Rather, the Indian military remains committed to World War II-era genus of weapons platforms — tanks, artillery, combat aircraft, aircraft carriers, in the main and then they are nowhere near cutting-edge, technology-wise. This is evident in the force modernisation plans.

The army has the replacement of the venerable T-72 tank with the newer Russian T-90 tank as priority; the air force wishes to induct the French Rafale multi-role combat aircraft in large numbers. Except, 36 of these aircraft that have actually been bought are too valuable to commit to action and too few to muster operational clout; and the navy is so besotted by aircraft carriers that to afford them the country is compelled to make do with fewer, smaller, fighting ships (frigates and destroyers) and a thinned out presence in the Indian Ocean (unless the naval budget is increased manifold, which’s not on the cards).

Most such backward-looking schemes are deemed adequate because the political class and the military brass, quixotically, cannot think of danger beyond Pakistan, this even though China — the only credible threat — looms spectre-like. Thus, Pakistan is the adversary the Indian Air Force mentions to justify the Rafale buy and bungs in a nuclear bombing role for it to overawe the media and the people.

Likewise, the Indian naval chief assures the country in a Navy Day newspaper supplement that his force is superior to its Pakistani counterpart.
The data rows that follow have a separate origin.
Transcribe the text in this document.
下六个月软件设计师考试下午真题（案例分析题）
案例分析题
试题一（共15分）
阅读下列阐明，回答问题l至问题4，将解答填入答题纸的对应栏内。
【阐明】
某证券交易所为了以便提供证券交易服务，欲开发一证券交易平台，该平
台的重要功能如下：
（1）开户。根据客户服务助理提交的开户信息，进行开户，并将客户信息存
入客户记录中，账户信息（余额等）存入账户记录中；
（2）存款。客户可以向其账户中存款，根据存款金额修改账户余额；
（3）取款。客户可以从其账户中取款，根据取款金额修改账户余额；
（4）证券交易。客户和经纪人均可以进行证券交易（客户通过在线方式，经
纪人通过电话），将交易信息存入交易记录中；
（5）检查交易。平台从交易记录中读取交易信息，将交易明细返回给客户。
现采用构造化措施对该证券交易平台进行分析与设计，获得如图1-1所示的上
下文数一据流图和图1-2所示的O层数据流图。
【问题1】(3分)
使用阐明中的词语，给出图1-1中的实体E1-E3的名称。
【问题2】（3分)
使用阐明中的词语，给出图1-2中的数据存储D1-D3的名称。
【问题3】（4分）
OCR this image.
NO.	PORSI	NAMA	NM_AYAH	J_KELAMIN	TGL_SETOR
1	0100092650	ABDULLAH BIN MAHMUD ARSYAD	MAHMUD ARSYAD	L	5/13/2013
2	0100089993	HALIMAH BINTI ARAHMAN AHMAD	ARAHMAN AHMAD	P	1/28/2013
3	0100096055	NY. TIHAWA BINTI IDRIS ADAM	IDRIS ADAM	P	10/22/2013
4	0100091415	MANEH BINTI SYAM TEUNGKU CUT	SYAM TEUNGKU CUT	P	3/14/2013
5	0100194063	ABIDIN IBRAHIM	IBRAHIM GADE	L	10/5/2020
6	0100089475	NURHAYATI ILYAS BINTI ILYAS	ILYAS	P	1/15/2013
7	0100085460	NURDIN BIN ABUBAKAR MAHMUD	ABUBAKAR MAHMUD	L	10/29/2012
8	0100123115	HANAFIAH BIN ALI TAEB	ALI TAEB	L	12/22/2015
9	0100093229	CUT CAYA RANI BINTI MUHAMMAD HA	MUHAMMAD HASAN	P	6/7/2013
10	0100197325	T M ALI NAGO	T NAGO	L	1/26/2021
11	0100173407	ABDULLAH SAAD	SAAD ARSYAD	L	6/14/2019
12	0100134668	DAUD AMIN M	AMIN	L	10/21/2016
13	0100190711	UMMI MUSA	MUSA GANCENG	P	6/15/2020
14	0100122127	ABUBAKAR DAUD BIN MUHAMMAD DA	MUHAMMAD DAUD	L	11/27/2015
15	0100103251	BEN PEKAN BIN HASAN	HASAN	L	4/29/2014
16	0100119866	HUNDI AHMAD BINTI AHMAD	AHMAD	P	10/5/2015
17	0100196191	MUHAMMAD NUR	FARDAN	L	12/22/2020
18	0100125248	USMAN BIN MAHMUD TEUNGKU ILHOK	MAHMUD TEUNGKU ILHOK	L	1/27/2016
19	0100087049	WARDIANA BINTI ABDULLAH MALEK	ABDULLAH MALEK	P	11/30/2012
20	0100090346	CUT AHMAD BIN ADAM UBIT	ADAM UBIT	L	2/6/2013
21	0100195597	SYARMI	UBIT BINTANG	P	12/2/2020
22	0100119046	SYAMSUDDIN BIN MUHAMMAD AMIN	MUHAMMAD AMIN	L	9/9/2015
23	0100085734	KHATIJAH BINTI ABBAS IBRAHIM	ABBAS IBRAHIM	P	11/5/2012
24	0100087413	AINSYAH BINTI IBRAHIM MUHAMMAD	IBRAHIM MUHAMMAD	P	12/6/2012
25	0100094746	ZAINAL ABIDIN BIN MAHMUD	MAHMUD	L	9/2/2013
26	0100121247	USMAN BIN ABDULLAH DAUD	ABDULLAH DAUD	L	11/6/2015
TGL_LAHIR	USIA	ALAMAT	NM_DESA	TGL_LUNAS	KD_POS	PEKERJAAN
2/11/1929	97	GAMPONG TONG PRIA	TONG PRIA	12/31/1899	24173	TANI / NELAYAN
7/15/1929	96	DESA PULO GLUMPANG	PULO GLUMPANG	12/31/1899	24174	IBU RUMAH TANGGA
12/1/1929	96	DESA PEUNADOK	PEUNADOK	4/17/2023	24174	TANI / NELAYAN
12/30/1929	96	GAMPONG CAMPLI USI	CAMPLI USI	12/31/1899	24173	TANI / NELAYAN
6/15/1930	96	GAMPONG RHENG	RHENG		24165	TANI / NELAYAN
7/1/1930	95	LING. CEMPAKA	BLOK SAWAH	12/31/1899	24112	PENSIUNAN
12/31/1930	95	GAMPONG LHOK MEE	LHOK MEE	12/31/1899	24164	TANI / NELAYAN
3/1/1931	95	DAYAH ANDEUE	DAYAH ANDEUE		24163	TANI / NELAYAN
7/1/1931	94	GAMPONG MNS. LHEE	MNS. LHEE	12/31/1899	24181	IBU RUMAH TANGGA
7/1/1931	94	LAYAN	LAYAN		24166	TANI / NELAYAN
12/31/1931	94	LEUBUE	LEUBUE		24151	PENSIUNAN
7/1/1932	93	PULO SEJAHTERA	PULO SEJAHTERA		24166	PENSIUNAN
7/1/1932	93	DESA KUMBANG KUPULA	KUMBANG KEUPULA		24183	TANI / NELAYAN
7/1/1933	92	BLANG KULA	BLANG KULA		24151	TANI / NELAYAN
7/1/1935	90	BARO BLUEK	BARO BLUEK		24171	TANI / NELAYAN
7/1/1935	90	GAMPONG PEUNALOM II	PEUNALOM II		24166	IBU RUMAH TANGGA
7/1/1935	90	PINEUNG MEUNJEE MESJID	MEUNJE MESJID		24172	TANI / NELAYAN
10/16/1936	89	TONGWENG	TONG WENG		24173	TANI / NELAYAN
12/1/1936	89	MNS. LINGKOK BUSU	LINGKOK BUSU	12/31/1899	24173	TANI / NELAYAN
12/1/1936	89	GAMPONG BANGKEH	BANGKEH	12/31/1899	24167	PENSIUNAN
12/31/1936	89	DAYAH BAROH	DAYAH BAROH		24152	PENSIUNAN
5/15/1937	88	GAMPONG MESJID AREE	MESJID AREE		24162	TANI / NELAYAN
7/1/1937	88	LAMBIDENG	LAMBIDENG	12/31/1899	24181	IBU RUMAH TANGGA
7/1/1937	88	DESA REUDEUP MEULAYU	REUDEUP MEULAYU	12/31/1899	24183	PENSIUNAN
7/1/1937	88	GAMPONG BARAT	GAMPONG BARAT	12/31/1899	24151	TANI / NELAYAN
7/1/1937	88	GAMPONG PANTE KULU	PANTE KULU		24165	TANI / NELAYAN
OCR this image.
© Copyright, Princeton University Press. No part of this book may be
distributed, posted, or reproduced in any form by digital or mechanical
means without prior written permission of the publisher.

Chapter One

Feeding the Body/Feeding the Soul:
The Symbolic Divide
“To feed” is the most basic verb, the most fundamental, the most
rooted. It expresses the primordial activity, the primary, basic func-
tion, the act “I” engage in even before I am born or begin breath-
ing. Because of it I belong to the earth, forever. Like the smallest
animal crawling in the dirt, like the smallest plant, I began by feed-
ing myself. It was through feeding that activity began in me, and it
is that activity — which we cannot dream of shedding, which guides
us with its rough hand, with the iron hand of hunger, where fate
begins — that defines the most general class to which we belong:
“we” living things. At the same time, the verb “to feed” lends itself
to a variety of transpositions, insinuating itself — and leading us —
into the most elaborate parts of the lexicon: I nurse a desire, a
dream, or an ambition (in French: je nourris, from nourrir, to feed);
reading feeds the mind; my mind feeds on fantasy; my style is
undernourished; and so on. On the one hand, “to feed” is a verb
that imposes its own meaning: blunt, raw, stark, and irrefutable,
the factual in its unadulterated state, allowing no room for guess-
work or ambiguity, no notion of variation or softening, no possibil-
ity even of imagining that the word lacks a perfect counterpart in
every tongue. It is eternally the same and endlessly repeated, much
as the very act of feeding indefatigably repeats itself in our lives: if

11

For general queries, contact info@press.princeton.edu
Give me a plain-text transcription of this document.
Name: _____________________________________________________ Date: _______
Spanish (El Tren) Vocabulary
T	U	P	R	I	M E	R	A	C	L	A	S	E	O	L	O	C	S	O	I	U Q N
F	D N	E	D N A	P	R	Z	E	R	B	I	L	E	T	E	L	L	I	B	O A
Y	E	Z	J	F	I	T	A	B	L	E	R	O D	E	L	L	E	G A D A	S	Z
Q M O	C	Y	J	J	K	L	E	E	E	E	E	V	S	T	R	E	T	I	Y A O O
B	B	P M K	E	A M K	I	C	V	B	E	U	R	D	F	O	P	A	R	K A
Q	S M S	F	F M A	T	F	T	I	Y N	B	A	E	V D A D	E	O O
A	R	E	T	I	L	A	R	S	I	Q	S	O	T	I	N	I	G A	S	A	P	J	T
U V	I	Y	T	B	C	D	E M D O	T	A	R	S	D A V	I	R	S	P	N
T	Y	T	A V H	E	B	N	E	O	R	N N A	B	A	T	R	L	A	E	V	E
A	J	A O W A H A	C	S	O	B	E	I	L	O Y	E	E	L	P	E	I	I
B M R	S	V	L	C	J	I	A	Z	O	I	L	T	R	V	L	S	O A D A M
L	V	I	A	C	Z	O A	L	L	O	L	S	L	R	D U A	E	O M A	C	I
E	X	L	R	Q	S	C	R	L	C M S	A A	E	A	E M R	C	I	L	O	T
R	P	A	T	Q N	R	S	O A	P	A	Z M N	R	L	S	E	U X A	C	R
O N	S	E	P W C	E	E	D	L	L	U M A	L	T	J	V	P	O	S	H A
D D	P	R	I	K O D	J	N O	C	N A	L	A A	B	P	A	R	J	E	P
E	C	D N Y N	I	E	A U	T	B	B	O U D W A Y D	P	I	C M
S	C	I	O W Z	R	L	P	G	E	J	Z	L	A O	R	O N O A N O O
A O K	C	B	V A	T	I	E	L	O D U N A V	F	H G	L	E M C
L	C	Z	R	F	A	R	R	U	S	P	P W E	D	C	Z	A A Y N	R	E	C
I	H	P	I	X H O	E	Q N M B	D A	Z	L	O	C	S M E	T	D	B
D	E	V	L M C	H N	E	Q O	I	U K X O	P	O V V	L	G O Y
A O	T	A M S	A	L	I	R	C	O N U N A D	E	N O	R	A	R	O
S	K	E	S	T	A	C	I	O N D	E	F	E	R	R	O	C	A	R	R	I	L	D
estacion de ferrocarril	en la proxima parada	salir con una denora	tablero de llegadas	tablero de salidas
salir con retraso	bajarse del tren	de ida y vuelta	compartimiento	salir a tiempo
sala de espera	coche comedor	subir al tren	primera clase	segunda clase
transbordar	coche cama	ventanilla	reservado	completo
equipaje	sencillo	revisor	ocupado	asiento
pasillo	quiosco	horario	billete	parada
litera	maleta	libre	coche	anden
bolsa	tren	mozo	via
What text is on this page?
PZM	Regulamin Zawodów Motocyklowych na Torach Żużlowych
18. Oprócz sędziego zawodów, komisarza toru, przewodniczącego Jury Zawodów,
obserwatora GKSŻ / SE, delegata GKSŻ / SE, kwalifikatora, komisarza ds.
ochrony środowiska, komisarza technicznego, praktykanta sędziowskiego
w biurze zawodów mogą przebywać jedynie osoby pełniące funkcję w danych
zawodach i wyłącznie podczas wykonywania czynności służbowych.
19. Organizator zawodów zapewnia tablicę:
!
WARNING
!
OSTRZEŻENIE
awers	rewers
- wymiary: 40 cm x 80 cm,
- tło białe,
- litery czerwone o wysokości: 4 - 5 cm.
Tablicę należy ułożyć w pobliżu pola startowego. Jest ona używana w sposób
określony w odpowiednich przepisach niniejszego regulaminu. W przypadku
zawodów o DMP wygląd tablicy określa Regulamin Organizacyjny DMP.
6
The army chief on his part, when not advising Pakistan to become more secular if it wants to live in amity with India, warns of more “surgical strikes”. With the Pakistan bogey so much on the military’s mind, who has time for the real world?

Meanwhile, the Narendra Modi government, in lieu of any actual expenditure of scarce funds, gives the impression of buttressing the country’s defence effort with the periodic announcements of the Defence Acquisitions Council (DAC) approving purchases of major armaments costing thousands of crores. However, because the DAC’s approval is about the first step in an onerous process that involves a lot of bureaucratic grind, little that is announced comes down the arms pipeline quickly, and military modernisation schemes, such as they are, mark time. Consider this: In the period October 2017 and October 2018, total capital buys worth Rs 86,030 crore were cleared by the DAC, but no contract was signed.

This is part of the pattern from when the erstwhile defence minister Manohar Parrikar boasted of the DAC clearing Rs 3 lakh crore worth of military procurement in the first three years, with only a small fraction of the sum actually translating into weaponry with the forces. Of course, the tortuous defence procurement system is to blame but no government has sought to simplify and streamline it — perhaps, because it serves the purposes of the vested interests that continue to grow fat on arms deals or through ‘Make in India’ schemes of ‘screwdrivering’ hardware from imported kits.

This essentially leaves India exposed in the basic binary areas — nuclear and conventional. Nuclear security has traditionally been the Indian government’s blindspot, with nothing being done to resume underground tests and augment capabilities. This even as established nuclear powers induct new thermonuclear weapons and delivery systems, a trend likely to accelerate now that the 1987 Intermediate Nuclear Forces Treaty banning nuclear missiles of 500-5,000 mile range from being deployed in Europe is defunct.

Meanwhile, the Indian military doggedly acquires short-legged aircraft, like the Rafale, not strategic bombers such as the advanced ‘Backfire’ Tu-22M3M or the more lethal ‘Blackjack’ Tu-160M2, invests in tank forces long after they are of any real use, opts for aircraft carriers vulnerable to supersonic cruise and hypersonic guided missiles, and struggles to raise its first offensive warfare-capable mountain corps to take the fight to China on the Tibetan Plateau and spurns light tanks as its main equipment.